Keep a meal planning whiteboard on the fridge and every Sunday night do the following:
- make a note of evenings when you’ll be out or if can grab something from the freezer (we have pizza every Friday for instance – who wants to cook on a Friday!).
- jot down a meal idea for every evening of the coming week and any special meals or extra you’ll need e.g. if you’ve got people coming over or if it’s cake day at school (E’s class often get Asda cupcakes from me!).
- if you get stuck for ideas grab a couple of your favourite recipe books for inspiration.
- note when you also need to make yourself lunch so you can stock up.
- do a quick scan of your fridge and cupboards and add all the ingredients you need for the week’s meals to the list you’ve already been adding things to during the week (see above).
You don’t have to be rigid about your plan. Sometimes I fancy cooking something different, or I’ll end up cook what I’d pencilled in for Thursday on Monday. If you end up going out unexpectedly just freeze the meat or fish for the following week.
You can still be spontaneous and flexible without spending an extra BECAUSE you’ve got a fridge full of options waiting to be used.
3 | Do one big weekly shop and do it online
I order my shopping online but instead of getting it delivered I book a (free!) click-and-collect slot.
I hate the flippin’ awful lockers Asda has installed for click-and-collect but I like the convenience of being able to collect the shopping when I’m passing. I usually book a time that means I can collect my shopping after I’ve dropped E at school on Monday mornings.
Shopping online not only reduces the temptation to throw extra, non-essential, purchases into your trolley, it also means you can keep a close eye on your total spend and knock things off if you’re going over budget.
4 | Shop at a discount supermarket
Let’s face it we’d all much rather shop at Waitrose or Marks & Spencer, but if you’re on a budget that’s just throwing money down the drain.
Use mysupermarket.com to compare the cost of all the things you usually buy at all the big supermarkets. Then shop at the cheapest one that’s close to you.
When I did this I noticed that I could save £20 by shopping at Asda instead of Waitrose. I’m sure Morrisons or Aldi would be even cheaper, but they don’t have branches close enough to me to make it worth the extra effort.
5 | Buy own brand products
Buying own brand products instead of the more expensive branded alternative will save you a pretty penny over time.
I resisted this one for a long time and there are still some things I won’t consider swapping, like tinned tomatoes and peanut butter. But for many things –porridge oats, pesto, washing up liquid, dishwasher tablets (£1.60 a box!) – I don’t notice the difference, or not enough to warrant spending more.
6 | Make extra for lunches or to freeze for later
Buy an extra portion of chicken/salmon/whatever protein you’re having, cook it with your evening meal, and save it to have for lunch the next day. Just add a salad or pre-cooked bulgar wheat and you’re got a healthy lunch in minutes.
Or if you make freezer-friendly meals like spaghetti bolognese, chilli or soup make double and save the extra for lazy evenings when you don’t feel like cooking. This also comes in handy for weeks where you’ve already hit your monthly food budget.

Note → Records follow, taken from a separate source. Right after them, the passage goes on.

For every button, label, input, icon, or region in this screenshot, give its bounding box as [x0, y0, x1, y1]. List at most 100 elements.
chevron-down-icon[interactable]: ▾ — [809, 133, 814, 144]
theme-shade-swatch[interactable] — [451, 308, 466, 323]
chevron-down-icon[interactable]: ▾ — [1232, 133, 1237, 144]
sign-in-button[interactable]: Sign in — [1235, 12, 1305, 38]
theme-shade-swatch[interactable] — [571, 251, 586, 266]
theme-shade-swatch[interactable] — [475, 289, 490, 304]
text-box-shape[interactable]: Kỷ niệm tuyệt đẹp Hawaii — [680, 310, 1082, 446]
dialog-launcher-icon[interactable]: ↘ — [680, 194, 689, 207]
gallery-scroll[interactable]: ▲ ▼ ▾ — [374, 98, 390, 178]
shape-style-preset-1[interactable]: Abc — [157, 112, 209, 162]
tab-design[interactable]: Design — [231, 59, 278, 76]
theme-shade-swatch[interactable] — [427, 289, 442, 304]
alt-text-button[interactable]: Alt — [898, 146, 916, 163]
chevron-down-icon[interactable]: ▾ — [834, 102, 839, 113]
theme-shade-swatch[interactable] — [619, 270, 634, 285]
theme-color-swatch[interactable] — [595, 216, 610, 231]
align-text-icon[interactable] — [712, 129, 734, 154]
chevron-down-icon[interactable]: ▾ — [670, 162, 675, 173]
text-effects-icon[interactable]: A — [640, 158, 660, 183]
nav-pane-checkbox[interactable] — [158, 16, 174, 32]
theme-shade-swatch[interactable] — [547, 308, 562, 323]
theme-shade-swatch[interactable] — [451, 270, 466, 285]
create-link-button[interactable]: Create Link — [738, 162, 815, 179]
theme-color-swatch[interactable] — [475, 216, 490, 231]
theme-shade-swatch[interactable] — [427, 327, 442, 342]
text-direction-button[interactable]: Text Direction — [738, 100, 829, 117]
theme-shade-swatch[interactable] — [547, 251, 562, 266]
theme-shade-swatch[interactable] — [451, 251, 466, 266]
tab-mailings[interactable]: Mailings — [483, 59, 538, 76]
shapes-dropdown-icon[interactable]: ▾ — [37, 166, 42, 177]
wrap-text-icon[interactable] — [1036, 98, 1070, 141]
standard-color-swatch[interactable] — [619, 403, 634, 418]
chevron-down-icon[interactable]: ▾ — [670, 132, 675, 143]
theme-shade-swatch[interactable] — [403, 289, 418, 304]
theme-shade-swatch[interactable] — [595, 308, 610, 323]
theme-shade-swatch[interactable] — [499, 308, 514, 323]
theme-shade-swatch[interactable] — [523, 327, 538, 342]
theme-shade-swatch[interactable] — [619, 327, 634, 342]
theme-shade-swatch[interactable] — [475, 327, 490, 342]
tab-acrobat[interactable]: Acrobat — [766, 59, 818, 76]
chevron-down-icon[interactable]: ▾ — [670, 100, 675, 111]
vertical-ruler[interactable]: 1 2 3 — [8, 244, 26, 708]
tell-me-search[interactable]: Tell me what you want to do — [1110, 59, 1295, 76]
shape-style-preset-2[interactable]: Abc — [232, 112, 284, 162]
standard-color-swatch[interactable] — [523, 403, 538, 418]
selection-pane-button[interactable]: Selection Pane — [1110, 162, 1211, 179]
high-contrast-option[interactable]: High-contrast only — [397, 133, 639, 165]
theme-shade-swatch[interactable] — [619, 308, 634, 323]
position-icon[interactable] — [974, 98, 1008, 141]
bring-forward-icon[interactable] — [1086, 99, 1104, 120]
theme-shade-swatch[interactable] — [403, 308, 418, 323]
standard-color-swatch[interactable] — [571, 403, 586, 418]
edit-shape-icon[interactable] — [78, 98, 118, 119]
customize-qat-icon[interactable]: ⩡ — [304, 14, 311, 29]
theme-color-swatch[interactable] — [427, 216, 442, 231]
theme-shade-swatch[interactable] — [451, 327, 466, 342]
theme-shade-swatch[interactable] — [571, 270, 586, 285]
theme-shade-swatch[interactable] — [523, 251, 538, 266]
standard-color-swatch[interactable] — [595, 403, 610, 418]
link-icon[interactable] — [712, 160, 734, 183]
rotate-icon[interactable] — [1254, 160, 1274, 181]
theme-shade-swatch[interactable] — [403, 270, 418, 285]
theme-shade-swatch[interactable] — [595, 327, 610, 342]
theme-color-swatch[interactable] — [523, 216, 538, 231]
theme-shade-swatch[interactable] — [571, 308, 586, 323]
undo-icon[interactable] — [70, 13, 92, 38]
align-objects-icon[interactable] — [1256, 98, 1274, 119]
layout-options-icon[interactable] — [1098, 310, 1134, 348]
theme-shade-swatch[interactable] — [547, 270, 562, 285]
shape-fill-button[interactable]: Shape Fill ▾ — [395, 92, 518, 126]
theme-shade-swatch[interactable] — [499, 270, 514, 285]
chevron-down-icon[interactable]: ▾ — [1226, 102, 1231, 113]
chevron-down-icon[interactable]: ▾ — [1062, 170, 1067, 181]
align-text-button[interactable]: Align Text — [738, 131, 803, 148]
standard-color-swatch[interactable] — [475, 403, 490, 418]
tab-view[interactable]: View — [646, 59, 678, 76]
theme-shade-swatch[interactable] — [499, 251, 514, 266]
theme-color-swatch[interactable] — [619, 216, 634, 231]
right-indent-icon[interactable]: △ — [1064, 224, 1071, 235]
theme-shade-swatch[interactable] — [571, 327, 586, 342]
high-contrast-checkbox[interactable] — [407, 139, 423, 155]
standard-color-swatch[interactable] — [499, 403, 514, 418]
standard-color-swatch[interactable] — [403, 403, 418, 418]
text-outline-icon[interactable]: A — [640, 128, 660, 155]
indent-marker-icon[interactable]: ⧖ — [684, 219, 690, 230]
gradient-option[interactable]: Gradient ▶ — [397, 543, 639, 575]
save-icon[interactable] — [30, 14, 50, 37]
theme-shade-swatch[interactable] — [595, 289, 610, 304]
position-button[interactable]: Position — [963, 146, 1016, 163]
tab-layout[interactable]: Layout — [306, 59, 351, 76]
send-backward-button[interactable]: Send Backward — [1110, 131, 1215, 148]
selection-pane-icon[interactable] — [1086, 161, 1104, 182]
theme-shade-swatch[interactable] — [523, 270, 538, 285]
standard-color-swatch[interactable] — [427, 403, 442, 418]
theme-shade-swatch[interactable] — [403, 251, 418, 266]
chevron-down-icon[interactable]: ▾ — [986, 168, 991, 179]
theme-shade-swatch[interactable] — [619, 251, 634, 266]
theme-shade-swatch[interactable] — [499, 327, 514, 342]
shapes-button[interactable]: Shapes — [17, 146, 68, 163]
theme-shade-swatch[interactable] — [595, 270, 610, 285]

It was a challenge to keep my spending within a very tight budget so this system is something I feel really proud of. It really worked for us.
Now I’m living with my mum I’ve got out of the habit of shopping like this and I miss it. Not only does it save you money but it also forces you to eat healthier and saves you time.
You don’t have to waste time thinking about what to eat every day, you get it all organised at the beginning of the week. With the basics of life taken care of, you can focus on more important things.